**Run the following two cells before you begin.**

In [1]:
%autosave 10

Autosaving every 10 seconds


In [44]:
import pandas as pd
import numpy as np
from sklearn.model_selection import train_test_split
from sklearn.linear_model import LogisticRegression
from sklearn.metrics import roc_auc_score


______________________________________________________________________
**First, import your data set and define the sigmoid function.**
<details>
    <summary>Hint:</summary>
    The definition of the sigmoid is $f(x) = \frac{1}{1 + e^{-X}}$.
</details>

In [10]:
# Import the data set
df = pd.read_csv("cleaned_data.csv")
df.head()

Unnamed: 0,ID,LIMIT_BAL,SEX,EDUCATION,MARRIAGE,AGE,PAY_1,PAY_2,PAY_3,PAY_4,...,PAY_AMT3,PAY_AMT4,PAY_AMT5,PAY_AMT6,default payment next month,EDUCATION_CAT,graduate school,high school,others,university
0,798fc410-45c1,20000,2,2,1,24,2,2,-1,-1,...,0,0,0,0,1,university,0,0,0,1
1,8a8c8f3b-8eb4,120000,2,2,2,26,-1,2,0,0,...,1000,1000,0,2000,1,university,0,0,0,1
2,85698822-43f5,90000,2,2,2,34,0,0,0,0,...,1000,1000,1000,5000,0,university,0,0,0,1
3,0737c11b-be42,50000,2,2,1,37,0,0,0,0,...,1200,1100,1069,1000,0,university,0,0,0,1
4,3b7f77cc-dbc0,50000,1,2,1,57,-1,0,-1,0,...,10000,9000,689,679,0,university,0,0,0,1


In [11]:
# Define the sigmoid function
def sigmoid_function(x):
    sigmoid = 1/(1 + np.exp(-x)) 
    return sigmoid

**Now, create a train/test split (80/20) with `PAY_1` and `LIMIT_BAL` as features and `default payment next month` as values.
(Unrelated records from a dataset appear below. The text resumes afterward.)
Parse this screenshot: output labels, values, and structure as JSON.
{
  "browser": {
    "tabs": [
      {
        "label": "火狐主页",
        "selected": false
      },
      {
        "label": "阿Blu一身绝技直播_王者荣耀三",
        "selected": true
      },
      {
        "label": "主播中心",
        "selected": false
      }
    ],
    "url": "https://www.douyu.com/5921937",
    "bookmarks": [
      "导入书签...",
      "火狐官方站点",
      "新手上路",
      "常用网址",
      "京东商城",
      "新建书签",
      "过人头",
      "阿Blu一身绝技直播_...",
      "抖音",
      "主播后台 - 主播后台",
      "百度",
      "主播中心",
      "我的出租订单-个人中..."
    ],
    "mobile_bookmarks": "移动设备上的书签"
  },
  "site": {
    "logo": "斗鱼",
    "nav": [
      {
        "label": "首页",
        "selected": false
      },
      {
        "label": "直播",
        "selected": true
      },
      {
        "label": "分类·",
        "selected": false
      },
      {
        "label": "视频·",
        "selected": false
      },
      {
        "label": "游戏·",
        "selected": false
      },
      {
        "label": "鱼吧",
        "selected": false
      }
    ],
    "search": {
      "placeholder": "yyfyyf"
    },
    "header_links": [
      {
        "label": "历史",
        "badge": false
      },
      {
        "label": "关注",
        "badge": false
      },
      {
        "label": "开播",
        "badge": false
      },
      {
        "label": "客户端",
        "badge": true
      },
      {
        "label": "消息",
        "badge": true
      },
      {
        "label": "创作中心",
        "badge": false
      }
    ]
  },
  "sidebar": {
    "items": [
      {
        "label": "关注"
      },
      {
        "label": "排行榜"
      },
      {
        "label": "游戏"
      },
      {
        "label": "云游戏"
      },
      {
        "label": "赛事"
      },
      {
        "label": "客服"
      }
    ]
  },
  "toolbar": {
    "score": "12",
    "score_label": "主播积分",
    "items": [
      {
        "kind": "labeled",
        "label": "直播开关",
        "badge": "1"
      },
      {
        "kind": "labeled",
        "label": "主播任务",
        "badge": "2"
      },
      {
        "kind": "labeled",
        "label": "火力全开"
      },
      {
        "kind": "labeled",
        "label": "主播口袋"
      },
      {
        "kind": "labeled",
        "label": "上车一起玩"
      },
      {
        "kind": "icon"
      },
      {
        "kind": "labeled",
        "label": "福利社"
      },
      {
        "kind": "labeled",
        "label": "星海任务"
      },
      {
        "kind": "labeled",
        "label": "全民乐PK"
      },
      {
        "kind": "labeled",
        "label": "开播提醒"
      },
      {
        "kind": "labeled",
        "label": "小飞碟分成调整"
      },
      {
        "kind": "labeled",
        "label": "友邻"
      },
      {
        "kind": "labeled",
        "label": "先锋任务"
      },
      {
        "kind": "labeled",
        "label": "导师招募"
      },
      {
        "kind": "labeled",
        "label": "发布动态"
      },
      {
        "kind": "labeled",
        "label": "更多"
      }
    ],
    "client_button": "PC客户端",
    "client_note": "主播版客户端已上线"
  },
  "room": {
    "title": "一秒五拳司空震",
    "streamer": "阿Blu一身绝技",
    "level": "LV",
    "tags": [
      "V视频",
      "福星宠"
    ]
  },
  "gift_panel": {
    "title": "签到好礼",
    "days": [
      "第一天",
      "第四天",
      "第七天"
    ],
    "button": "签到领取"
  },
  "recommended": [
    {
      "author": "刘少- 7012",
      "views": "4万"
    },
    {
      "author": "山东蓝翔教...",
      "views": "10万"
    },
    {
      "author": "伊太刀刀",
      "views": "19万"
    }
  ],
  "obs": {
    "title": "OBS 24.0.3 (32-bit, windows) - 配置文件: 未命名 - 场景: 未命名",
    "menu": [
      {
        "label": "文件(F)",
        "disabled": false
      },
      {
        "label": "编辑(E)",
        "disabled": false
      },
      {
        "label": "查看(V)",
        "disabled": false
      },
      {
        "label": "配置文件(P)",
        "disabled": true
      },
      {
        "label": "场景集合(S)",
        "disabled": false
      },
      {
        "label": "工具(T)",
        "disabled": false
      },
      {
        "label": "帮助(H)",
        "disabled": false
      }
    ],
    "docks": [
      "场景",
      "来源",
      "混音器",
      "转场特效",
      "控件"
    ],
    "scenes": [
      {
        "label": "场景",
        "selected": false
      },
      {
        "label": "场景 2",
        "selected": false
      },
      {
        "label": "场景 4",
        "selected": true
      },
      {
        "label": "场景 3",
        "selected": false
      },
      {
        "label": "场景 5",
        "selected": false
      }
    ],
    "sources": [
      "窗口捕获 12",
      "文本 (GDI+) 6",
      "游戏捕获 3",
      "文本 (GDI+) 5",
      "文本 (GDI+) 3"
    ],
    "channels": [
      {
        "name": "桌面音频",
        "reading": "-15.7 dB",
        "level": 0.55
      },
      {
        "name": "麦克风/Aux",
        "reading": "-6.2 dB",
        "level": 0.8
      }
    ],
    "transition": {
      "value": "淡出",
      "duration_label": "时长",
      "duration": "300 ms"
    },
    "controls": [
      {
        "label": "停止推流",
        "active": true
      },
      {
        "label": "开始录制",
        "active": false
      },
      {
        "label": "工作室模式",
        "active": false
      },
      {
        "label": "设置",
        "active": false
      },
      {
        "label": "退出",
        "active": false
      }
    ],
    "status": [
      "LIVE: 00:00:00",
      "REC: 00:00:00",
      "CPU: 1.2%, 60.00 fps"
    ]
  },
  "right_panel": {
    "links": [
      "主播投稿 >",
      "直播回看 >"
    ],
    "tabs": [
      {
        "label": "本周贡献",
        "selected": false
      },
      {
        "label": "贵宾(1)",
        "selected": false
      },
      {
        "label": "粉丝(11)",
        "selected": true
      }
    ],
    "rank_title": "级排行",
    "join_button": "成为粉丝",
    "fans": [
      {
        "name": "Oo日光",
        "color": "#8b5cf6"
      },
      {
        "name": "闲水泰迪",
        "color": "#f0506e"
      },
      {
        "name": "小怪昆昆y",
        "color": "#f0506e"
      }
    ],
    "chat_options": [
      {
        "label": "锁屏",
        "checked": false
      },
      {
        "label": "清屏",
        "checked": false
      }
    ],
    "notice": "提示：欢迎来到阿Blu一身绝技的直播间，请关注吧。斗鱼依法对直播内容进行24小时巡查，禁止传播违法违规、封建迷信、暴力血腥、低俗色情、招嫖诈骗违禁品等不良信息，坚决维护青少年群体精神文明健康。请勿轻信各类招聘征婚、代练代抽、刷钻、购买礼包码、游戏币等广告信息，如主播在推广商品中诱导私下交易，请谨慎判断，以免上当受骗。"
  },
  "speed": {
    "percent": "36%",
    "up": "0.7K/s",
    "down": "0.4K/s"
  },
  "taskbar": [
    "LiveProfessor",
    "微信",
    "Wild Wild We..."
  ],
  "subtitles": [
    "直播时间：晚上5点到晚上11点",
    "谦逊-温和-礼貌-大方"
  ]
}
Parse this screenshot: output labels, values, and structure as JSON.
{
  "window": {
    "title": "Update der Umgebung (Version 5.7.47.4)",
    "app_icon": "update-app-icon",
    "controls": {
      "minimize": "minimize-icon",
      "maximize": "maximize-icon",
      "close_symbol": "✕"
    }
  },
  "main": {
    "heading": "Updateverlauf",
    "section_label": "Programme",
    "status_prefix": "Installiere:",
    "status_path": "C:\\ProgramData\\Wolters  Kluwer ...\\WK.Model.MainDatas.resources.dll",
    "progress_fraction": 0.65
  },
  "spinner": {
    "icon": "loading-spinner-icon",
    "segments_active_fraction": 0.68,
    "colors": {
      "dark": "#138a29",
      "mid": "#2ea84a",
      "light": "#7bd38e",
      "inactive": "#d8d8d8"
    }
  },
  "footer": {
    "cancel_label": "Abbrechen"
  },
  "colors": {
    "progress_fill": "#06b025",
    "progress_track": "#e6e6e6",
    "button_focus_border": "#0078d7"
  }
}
Use a random state of 24.**

In [12]:
X = df[['PAY_1','LIMIT_BAL']].values
y = df['default payment next month'].values
X_train,X_test,y_train,y_test=train_test_split(X, y, test_size=0.2,random_state=42)

______________________________________________________________________
**Next, import LogisticRegression, with the default options, but set the solver to `'liblinear'`.**

In [14]:
model=LogisticRegression(solver='liblinear')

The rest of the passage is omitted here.